What ONL Gave Me That I Was Not Expecting
I signed up for ONL with fairly clear expectations. I wanted to learn more about online learning design, pick up some practical tools, and think more carefully about how to bring my teaching into digital spaces. All of that happened. But the thing I am walking away with that I did not expect, and that has stayed with me most, is a different way of thinking about collaboration itself.
Our PBL group did not start smoothly. The early sessions had that familiar awkwardness of people being professionally polite with each other, waiting to see who would take initiative, being careful not to say the wrong thing. There were moments of misalignment, some frustration, and a few weeks where the energy felt low. I noticed myself doing what I suspect most people do in those situations, contributing enough to keep things moving without fully investing, hedging against the possibility that it would not come together.
And then, gradually, it did.
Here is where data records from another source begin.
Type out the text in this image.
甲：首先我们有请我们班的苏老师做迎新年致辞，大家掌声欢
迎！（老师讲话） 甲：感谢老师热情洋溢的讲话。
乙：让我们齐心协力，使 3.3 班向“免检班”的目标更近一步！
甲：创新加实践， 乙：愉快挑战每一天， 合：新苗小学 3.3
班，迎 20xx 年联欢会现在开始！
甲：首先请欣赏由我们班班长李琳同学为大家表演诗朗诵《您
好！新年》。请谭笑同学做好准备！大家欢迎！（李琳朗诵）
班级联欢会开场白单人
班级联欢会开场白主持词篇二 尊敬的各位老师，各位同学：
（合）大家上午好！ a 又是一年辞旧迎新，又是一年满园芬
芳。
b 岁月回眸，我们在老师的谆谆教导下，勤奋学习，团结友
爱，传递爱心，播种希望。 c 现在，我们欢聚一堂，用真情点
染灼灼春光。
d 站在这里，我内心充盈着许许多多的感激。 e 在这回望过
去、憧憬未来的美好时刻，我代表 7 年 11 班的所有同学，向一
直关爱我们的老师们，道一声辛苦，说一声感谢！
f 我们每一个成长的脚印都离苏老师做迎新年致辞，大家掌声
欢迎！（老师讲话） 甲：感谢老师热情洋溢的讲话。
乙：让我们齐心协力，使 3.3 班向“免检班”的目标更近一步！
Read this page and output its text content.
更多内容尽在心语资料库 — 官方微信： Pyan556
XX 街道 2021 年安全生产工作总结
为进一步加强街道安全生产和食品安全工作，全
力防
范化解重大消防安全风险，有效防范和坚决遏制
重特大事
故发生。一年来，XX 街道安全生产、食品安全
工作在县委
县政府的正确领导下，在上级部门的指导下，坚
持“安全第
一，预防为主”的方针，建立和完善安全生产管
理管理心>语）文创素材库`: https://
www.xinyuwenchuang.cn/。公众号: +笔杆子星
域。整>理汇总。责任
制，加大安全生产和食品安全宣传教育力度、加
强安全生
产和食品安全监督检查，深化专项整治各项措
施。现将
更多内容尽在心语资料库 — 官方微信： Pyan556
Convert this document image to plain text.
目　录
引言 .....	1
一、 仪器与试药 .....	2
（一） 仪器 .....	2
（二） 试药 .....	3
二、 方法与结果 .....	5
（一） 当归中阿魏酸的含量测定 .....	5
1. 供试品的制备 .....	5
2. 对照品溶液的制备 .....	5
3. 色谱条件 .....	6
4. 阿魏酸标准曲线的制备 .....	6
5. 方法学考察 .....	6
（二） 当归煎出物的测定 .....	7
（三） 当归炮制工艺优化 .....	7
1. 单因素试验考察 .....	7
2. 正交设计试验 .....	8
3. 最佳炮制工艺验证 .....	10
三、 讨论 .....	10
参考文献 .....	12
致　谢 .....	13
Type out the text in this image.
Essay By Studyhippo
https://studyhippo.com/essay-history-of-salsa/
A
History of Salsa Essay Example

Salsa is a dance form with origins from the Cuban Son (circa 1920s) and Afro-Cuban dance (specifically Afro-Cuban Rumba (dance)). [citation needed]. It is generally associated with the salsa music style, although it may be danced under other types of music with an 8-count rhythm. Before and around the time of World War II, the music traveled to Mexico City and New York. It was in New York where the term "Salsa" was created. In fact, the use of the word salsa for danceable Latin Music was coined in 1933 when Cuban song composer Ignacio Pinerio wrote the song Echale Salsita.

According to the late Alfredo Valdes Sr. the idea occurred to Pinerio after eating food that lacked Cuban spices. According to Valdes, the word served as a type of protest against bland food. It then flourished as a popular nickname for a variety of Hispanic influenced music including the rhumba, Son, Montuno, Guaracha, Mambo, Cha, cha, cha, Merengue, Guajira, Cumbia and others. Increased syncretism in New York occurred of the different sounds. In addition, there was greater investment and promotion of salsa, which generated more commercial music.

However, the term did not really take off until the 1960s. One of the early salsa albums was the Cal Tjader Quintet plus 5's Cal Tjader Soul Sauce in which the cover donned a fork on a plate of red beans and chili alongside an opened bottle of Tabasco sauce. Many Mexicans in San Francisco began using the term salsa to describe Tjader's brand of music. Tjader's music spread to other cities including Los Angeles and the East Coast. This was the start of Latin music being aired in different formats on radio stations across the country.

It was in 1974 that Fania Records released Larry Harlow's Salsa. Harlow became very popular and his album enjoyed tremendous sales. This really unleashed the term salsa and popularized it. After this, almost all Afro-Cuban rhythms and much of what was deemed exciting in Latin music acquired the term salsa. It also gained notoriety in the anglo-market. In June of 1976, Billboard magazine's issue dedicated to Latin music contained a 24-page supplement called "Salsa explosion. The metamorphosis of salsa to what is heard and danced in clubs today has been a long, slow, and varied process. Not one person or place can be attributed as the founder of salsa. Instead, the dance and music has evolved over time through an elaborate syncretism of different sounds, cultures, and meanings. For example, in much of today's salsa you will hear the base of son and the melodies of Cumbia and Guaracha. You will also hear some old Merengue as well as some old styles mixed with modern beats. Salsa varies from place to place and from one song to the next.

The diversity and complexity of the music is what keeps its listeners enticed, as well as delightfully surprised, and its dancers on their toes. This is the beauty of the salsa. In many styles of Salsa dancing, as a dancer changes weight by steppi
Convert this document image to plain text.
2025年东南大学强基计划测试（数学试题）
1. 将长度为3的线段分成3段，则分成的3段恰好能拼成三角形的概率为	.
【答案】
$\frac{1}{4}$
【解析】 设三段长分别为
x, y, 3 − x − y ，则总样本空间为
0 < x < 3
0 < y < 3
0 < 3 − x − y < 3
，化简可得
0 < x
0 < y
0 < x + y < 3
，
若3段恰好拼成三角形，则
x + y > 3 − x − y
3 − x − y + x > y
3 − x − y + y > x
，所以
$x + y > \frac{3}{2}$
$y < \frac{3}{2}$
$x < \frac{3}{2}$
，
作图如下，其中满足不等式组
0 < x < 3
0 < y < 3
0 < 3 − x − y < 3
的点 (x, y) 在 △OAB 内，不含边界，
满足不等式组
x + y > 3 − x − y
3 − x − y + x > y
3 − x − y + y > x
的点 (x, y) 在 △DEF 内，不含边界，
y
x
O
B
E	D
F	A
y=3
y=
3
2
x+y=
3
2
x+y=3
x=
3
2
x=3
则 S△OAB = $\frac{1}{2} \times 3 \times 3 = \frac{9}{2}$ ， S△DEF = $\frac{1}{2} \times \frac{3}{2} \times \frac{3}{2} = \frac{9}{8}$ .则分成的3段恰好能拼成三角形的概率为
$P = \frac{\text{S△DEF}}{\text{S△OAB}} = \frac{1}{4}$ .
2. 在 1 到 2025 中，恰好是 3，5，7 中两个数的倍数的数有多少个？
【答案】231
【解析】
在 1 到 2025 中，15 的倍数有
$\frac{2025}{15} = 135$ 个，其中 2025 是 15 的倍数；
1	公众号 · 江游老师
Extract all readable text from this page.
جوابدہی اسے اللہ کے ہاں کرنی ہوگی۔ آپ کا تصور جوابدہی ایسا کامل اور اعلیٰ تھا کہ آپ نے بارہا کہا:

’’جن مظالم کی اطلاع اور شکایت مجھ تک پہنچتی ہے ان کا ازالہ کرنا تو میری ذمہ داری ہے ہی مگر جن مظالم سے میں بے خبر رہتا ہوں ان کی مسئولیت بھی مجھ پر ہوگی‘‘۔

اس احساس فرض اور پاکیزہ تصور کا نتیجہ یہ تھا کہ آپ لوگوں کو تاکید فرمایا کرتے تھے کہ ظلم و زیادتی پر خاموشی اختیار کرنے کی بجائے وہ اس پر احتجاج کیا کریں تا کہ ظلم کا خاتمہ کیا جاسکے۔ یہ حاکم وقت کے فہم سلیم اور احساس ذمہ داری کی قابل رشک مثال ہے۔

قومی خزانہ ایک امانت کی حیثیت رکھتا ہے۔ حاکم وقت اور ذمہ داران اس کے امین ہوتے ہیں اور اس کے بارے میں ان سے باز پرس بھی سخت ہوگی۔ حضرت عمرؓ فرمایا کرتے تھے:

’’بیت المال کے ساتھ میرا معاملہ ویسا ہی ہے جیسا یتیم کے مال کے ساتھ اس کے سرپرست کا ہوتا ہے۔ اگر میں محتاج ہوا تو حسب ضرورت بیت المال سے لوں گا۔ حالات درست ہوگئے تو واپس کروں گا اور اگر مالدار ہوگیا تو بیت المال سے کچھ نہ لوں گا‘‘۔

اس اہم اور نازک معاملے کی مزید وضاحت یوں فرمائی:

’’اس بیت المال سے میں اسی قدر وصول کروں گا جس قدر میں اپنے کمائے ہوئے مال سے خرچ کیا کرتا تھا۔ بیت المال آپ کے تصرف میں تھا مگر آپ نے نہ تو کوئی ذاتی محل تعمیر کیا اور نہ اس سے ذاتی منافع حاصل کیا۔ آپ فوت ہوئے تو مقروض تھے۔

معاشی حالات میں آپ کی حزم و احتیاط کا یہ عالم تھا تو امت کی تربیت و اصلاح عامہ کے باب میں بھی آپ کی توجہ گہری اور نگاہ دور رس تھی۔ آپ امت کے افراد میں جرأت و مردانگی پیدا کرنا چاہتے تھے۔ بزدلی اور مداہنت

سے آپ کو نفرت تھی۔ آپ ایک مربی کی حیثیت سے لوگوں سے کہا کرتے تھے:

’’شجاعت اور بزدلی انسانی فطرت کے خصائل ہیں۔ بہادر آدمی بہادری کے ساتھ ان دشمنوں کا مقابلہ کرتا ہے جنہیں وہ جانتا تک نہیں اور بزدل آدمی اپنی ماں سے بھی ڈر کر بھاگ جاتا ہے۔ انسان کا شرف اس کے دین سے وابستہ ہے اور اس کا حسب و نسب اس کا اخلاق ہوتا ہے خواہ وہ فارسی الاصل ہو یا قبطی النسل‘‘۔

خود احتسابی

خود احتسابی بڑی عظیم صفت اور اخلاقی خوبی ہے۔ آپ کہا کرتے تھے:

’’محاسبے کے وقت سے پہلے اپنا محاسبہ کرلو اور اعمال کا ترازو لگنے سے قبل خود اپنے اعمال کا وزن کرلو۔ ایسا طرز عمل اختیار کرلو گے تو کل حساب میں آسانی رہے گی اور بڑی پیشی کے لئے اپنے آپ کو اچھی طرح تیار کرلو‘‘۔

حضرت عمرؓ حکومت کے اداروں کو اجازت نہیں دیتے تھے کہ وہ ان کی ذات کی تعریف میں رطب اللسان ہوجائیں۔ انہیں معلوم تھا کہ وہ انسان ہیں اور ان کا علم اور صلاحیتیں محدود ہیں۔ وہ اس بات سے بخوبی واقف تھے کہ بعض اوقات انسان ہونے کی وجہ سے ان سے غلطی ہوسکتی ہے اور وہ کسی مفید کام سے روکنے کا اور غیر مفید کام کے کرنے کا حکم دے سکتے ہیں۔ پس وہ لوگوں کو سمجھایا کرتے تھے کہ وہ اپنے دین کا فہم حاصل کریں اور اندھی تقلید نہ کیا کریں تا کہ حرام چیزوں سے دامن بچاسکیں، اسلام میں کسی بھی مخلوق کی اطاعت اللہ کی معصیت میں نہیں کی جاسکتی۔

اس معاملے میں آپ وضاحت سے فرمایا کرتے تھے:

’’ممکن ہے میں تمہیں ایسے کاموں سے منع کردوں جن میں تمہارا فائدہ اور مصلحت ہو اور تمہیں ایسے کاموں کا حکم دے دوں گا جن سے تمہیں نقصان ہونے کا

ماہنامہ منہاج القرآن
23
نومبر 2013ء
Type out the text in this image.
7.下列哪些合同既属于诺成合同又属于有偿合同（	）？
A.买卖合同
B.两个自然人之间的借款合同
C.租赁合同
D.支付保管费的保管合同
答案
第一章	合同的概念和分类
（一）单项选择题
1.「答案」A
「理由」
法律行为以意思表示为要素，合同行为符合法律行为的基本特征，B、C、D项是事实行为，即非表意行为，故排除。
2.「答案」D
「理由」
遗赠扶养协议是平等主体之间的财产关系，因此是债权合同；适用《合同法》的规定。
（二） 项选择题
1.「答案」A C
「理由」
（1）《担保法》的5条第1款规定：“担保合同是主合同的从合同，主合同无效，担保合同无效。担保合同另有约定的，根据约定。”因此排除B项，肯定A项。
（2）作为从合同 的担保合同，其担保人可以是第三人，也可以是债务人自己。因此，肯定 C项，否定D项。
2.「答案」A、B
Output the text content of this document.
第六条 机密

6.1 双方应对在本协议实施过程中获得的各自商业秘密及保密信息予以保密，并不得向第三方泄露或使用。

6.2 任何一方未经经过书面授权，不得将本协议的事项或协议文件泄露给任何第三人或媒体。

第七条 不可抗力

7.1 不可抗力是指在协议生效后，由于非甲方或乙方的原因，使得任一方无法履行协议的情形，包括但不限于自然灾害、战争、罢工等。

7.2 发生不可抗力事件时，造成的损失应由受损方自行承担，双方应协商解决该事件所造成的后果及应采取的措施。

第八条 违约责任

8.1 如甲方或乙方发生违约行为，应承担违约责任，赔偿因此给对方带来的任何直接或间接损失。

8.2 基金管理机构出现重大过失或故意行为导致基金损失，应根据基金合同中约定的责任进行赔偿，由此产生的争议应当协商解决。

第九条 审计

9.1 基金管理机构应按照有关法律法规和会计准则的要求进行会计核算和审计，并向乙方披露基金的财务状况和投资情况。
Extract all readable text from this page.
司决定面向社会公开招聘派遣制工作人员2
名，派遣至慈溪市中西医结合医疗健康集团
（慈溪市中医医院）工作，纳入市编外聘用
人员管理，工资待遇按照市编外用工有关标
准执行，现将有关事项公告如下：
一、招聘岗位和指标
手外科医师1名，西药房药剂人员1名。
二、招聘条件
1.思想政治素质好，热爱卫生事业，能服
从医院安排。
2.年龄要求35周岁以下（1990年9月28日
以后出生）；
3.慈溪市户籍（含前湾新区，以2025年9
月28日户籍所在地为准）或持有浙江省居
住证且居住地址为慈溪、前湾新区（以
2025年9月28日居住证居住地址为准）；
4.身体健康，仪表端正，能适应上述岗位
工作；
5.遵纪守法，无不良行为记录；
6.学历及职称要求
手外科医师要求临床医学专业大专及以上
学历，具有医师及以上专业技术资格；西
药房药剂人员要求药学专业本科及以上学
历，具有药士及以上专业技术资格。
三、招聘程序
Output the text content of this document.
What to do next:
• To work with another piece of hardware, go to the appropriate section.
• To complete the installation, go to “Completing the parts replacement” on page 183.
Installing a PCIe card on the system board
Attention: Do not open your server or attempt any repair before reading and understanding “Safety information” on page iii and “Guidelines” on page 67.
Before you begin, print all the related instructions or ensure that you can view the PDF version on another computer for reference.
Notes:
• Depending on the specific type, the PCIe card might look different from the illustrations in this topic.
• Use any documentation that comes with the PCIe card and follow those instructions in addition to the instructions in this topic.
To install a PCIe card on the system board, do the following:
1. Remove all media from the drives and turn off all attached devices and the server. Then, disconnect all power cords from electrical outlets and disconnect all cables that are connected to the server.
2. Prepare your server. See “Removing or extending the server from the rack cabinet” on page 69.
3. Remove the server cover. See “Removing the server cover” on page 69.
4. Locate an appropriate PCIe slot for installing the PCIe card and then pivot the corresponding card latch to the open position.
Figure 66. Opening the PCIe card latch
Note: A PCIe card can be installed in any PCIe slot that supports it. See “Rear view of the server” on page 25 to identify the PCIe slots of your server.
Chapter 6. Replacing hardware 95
I am still not entirely sure what changed. Something about shared struggle, probably. You go through enough uncertain moments with a group of people and you either drift apart or you build something. We built something. By the final weeks the conversations felt different, more honest, more willing to sit with disagreement, more interested in each other’s thinking than in producing a tidy output.
What I want to carry into my own teaching is that same willingness to design for the messy, slow, human parts of learning, not just the content architecture. It is tempting to focus on the materials, the platform, the structure of a course, because those feel controllable. What is harder to design for, and more important, is the environment where students feel safe enough to not know things, to ask the uncomfortable question, to disagree with each other productively. That does not happen by accident. It has to be built, and it takes longer than one week.
ONL was not always comfortable, but it was honest. I think that is probably the highest compliment I can give a course.